Segundo a melhor biografia de John Reed,  testemunha da insurreição bolchevique de 1917, no dia da tomada do Palácio de Inverno, em São Petersburgo, escandaloso símbolo dos desmandos czaristas, o jornalista americano e sua companheira Louise Bryant compraram salsichas e voltaram para casa de táxi.

A tirania secular ruía, mas uma atmosfera de normalidade embalava a cidade, ou parte dela. Nem o futuro cronista da revolução, autor do antológico Dez Dias Que Abalaram o Mundo, se deu conta, de cara, da radical transformação ante seus olhos. A lição é de que é preciso dar tempo para os eventos de alta densidade decantarem e só depois revelarem seu aroma verdadeiro.

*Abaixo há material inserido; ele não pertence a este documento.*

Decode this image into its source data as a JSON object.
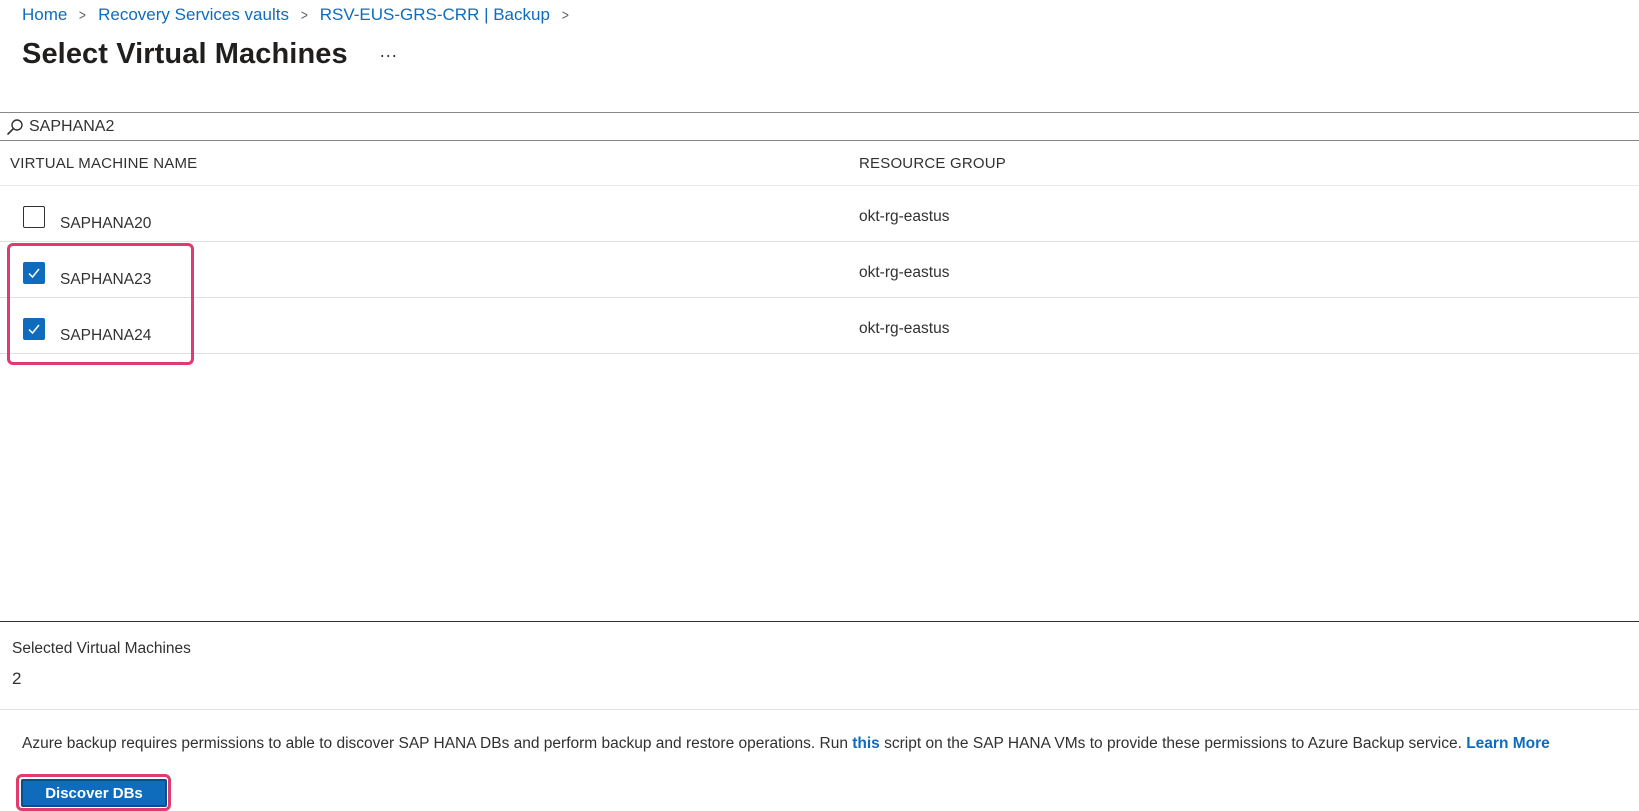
{
  "breadcrumb": {
    "items": [
      "Home",
      "Recovery Services vaults",
      "RSV-EUS-GRS-CRR | Backup"
    ]
  },
  "page": {
    "title": "Select Virtual Machines",
    "more_label": "..."
  },
  "search": {
    "value": "SAPHANA2",
    "icon": "search-icon"
  },
  "table": {
    "columns": [
      "VIRTUAL MACHINE NAME",
      "RESOURCE GROUP"
    ],
    "rows": [
      {
        "name": "SAPHANA20",
        "resource_group": "okt-rg-eastus",
        "checked": false
      },
      {
        "name": "SAPHANA23",
        "resource_group": "okt-rg-eastus",
        "checked": true
      },
      {
        "name": "SAPHANA24",
        "resource_group": "okt-rg-eastus",
        "checked": true
      }
    ]
  },
  "selection": {
    "label": "Selected Virtual Machines",
    "count": "2"
  },
  "note": {
    "text_before": "Azure backup requires permissions to able to discover SAP HANA DBs and perform backup and restore operations. Run ",
    "link_this": "this",
    "text_after": " script on the SAP HANA VMs to provide these permissions to Azure Backup service. ",
    "link_learn_more": "Learn More"
  },
  "actions": {
    "discover_label": "Discover DBs"
  },
  "colors": {
    "accent": "#0f6cbd",
    "highlight": "#e03a6e"
  }
}
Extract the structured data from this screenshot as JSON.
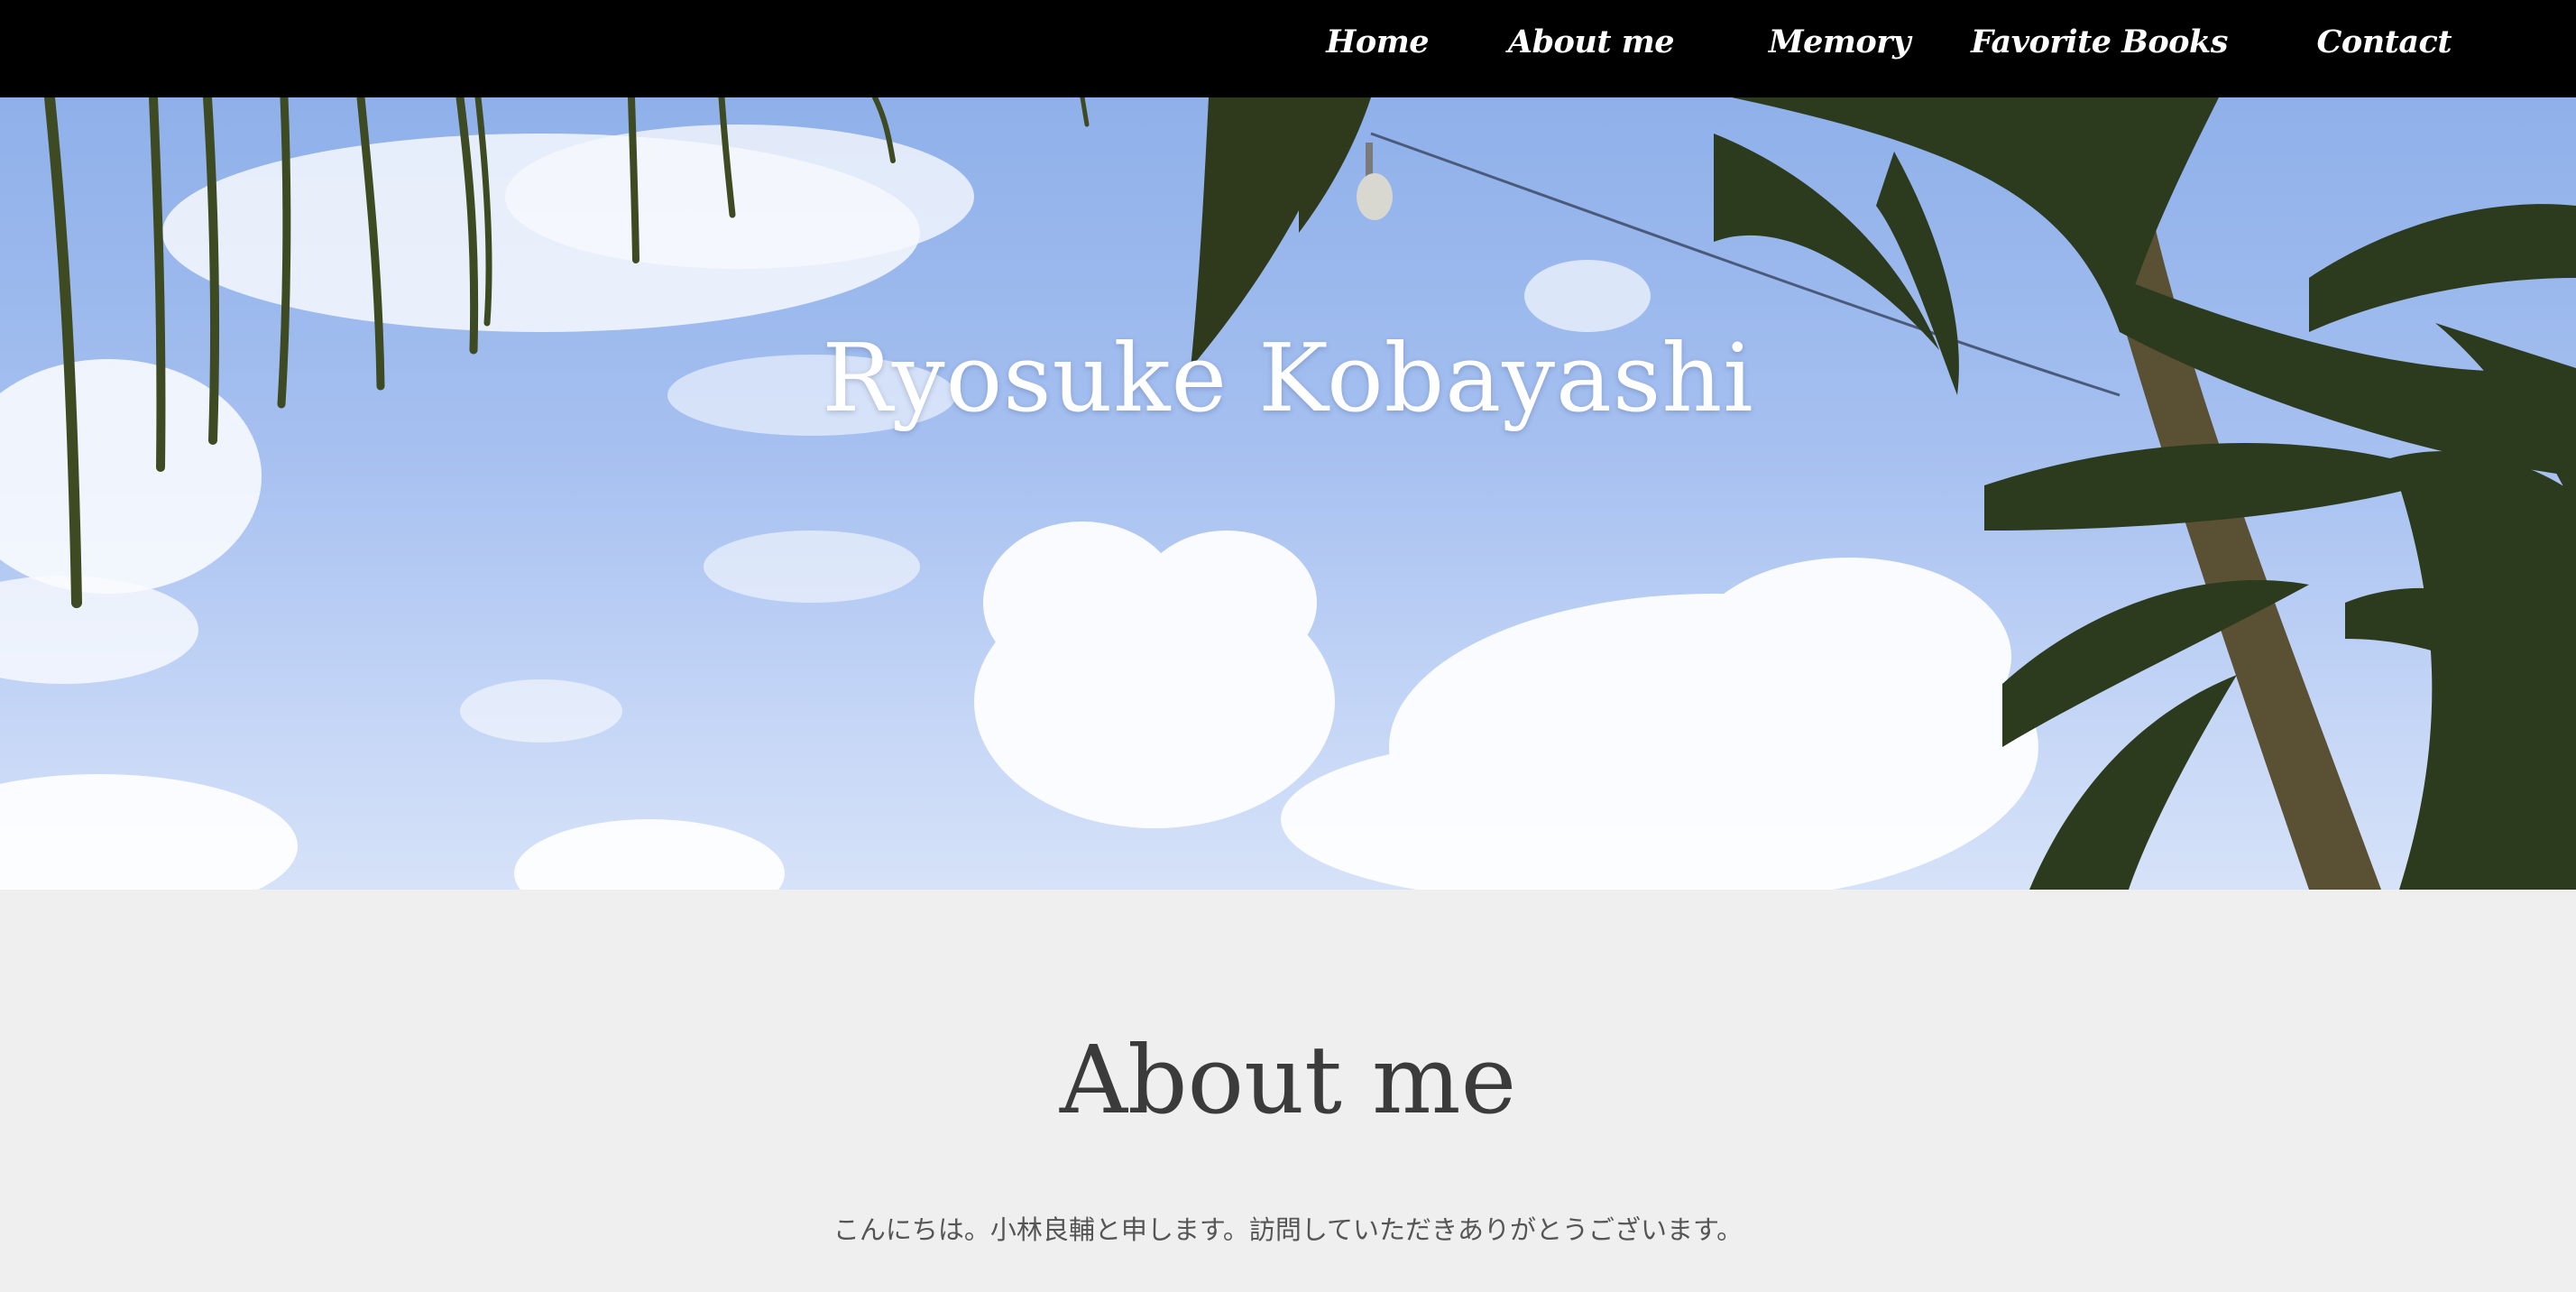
{
  "nav": {
    "items": [
      "Home",
      "About me",
      "Memory",
      "Favorite Books",
      "Contact"
    ]
  },
  "hero": {
    "title": "Ryosuke Kobayashi"
  },
  "about": {
    "heading": "About me",
    "intro": "こんにちは。小林良輔と申します。訪問していただきありがとうございます。"
  },
  "colors": {
    "navbar": "#000000",
    "nav_text": "#ffffff",
    "sky": "#a6c0f0",
    "section_bg": "#efefef",
    "heading_text": "#3b3b3b"
  }
}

É ingrato, portanto, o ofício dos profissionais do comentário político que vicejam na tevê. Ainda que nada leve a crer que o Brasil viva uma ruptura institucional à soviética, a semana ensinou que, na cacofonia das interpretações precipitadas, há momentos em que a dúvida deve prevalecer. O problema é que as imagens clamorosas não convidam ao silêncio, o que tratou de transformar em coprotagonistas dos protestos, com a involuntária cumplicidade dos insurgentes, aqueles xerifes do crepúsculo, irremediavelmente loquazes, incuravelmente rotundos – na silhueta e nas ideias.

Acabou sobrando para a tevê na irritação dos manifestantes do “contra-tudo-o-que-está-aí”. A Globo, alvo de palavra de ordem dos tempos da redemocratização, teve de camuflar microfones dos repórteres. Os manifestantes mais descabelados, contudo, erraram desastrosamente de endereço ao dirigir ofensas e ameaças a Caco Barcellos, que gravava cenas para o Profissão Repórter. Se há um jornalista decente e isento na Rede Globo, e o singular aqui é mais adequado, é Caco Barcellos.